Отправив дочку в школу, он тщательней обыкновенного прибрал в комнатах, заварил крепкого чаю и сел переводить роман.  Девицы наверняка скрадут у него дня два — Казюкас есть Казюкас — стало быть, он выбивался из графика окончательно. Между тем в его жизни это был первый официальный заказ — перевод романа литовского номенклатурного классика о послевоенной деревне, в котором автор, по мнению местной критики, «раздвинул новые горизонты правды», — сие выраженьице, само по себе замечательное, блохой дословного перевода перескочило в русскую прессу. Роман  был опубликован — а скорее всего, и написан — в прошлом, восемьдесят шестом году, когда официальные горизонты и впрямь выказали способность раздвигаться наподобие ширмы; этот вариант правды торжествовал в романе как перчик в баланде, заправленной скользкими, спутанными макаронинами витиеватых фраз. Благословись придушенным матерком, Акимов со скрежетом, а потом с нарастающим азартным бешенством в темпе перевел восемь или девять страниц, пока не почувствовал, что весь, с головы до пят, облеплен этими холодными склизкими макаронинами; он выдрал из машинки начатую страницу, скомкал и с ненавистью шваркнул о стену, потом обреченно, по-кроличьи взглянул на пухлую красную папку с рукописью и опять матюгнулся: чудище обло, позорно, пятьсотстранично и, похоже, не по зубам — после первых восьмидесяти страниц стало ясно, что повествование медленнее движется к завязке, нежели переводчик — к запою. В этот очень такой неприятный момент истины в дверь позвонили, он пошел открывать и еще в прихожей по голосам за дверью определил: девицы.

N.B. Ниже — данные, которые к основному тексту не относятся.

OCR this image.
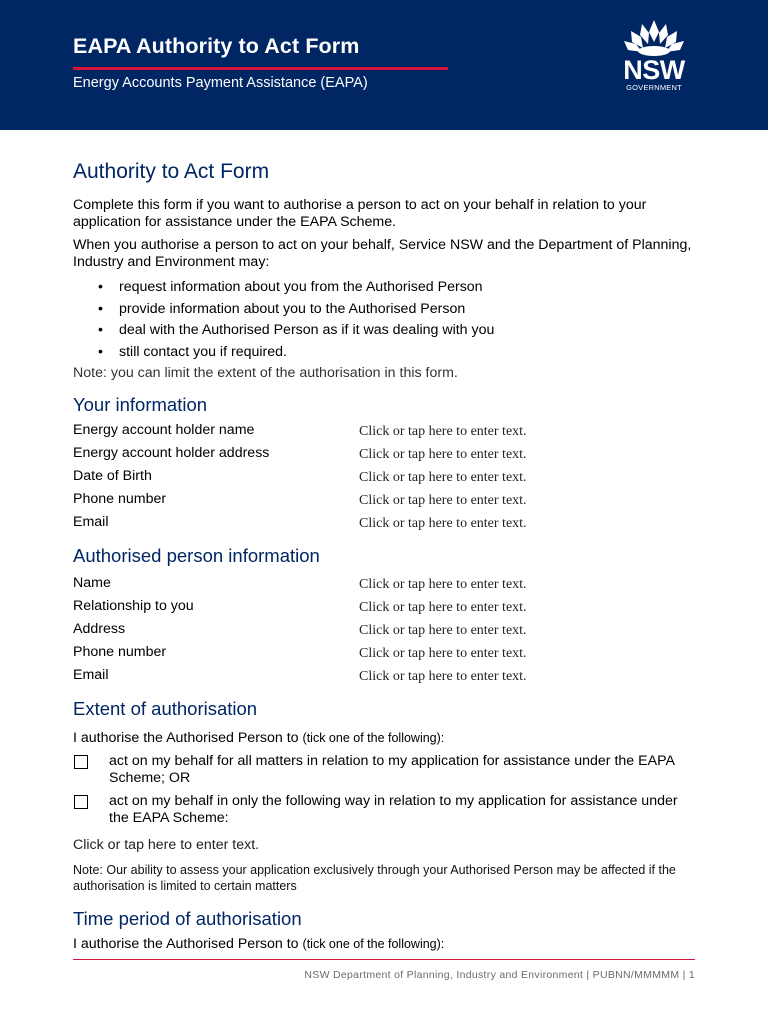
EAPA Authority to Act Form
Energy Accounts Payment Assistance (EAPA)	NSW
GOVERNMENT
Authority to Act Form

Complete this form if you want to authorise a person to act on your behalf in relation to your application for assistance under the EAPA Scheme.

When you authorise a person to act on your behalf, Service NSW and the Department of Planning, Industry and Environment may:

• request information about you from the Authorised Person
• provide information about you to the Authorised Person
• deal with the Authorised Person as if it was dealing with you
• still contact you if required.

Note: you can limit the extent of the authorisation in this form.

Your information
Energy account holder name	Click or tap here to enter text.
Energy account holder address	Click or tap here to enter text.
Date of Birth	Click or tap here to enter text.
Phone number	Click or tap here to enter text.
Email	Click or tap here to enter text.
Authorised person information
Name	Click or tap here to enter text.
Relationship to you	Click or tap here to enter text.
Address	Click or tap here to enter text.
Phone number	Click or tap here to enter text.
Email	Click or tap here to enter text.
Extent of authorisation
I authorise the Authorised Person to (tick one of the following):
act on my behalf for all matters in relation to my application for assistance under the EAPA Scheme; OR
act on my behalf in only the following way in relation to my application for assistance under the EAPA Scheme:
Click or tap here to enter text.

Note: Our ability to assess your application exclusively through your Authorised Person may be affected if the authorisation is limited to certain matters

Time period of authorisation
I authorise the Authorised Person to (tick one of the following):
NSW Department of Planning, Industry and Environment | PUBNN/MMMMM | 1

Они вошли чуть ли не с книксенами, с непринужденностью старых знакомиц, румяные, продрогшие на сыром мартовском ветре, с непременными, конечно же, метелками верб, сплетенных из засушенных цветов и колосьев, с какими-то ягдташами из свиной кожи — ах, простите, не знал — с дивными, подлинными ягдташами по двадцать рубчиков, каких в Москве днем с огнем не сыскать, а тут, нате вам, свободно лежали в охотничьем магазине на набережной — провинция! — он повел девушек в комнату, убрал бумаги, поставил чай, а они по-домашнему оккупировали его тахту, залезли с ногами, разложили покупки и стали обнюхивать, примерять, сравнивать бусы, клипсы, колокольчики, ягдташи — две маленькие обезьянки, две хиппушки, удачно оторвавшие по новой фенечке. Акимову от такого свойского невнимания тоже стало уютно и хорошо, он почувствовал себя филиалом их московской жизни. Девчушки и впрямь были молоденькие: Таня повыше, покостистей, с крупными, породистыми левитскими чертами лица, на котором смешно, как два прожектора, вращались давешние очи подростка, а подружка — подружка махонькая, звонкоголосая, легкая как пушинка и светленькая, Ксюшкины тапочки пришлись ей тип-топ. Акимов с трудом подавил то ли ах, то ли ох, увидев эту ножку тридцать четвертого размера, притом — как бы это переиначить? — ножку не девочки, но дамы, дамочки, с изящной лукой стопы и стройной лодыжкой. Приятная такая оказалась подружка, Акимов таких подружек любил, и звали ее звонко, весело, как козу или куклу: Дуськой.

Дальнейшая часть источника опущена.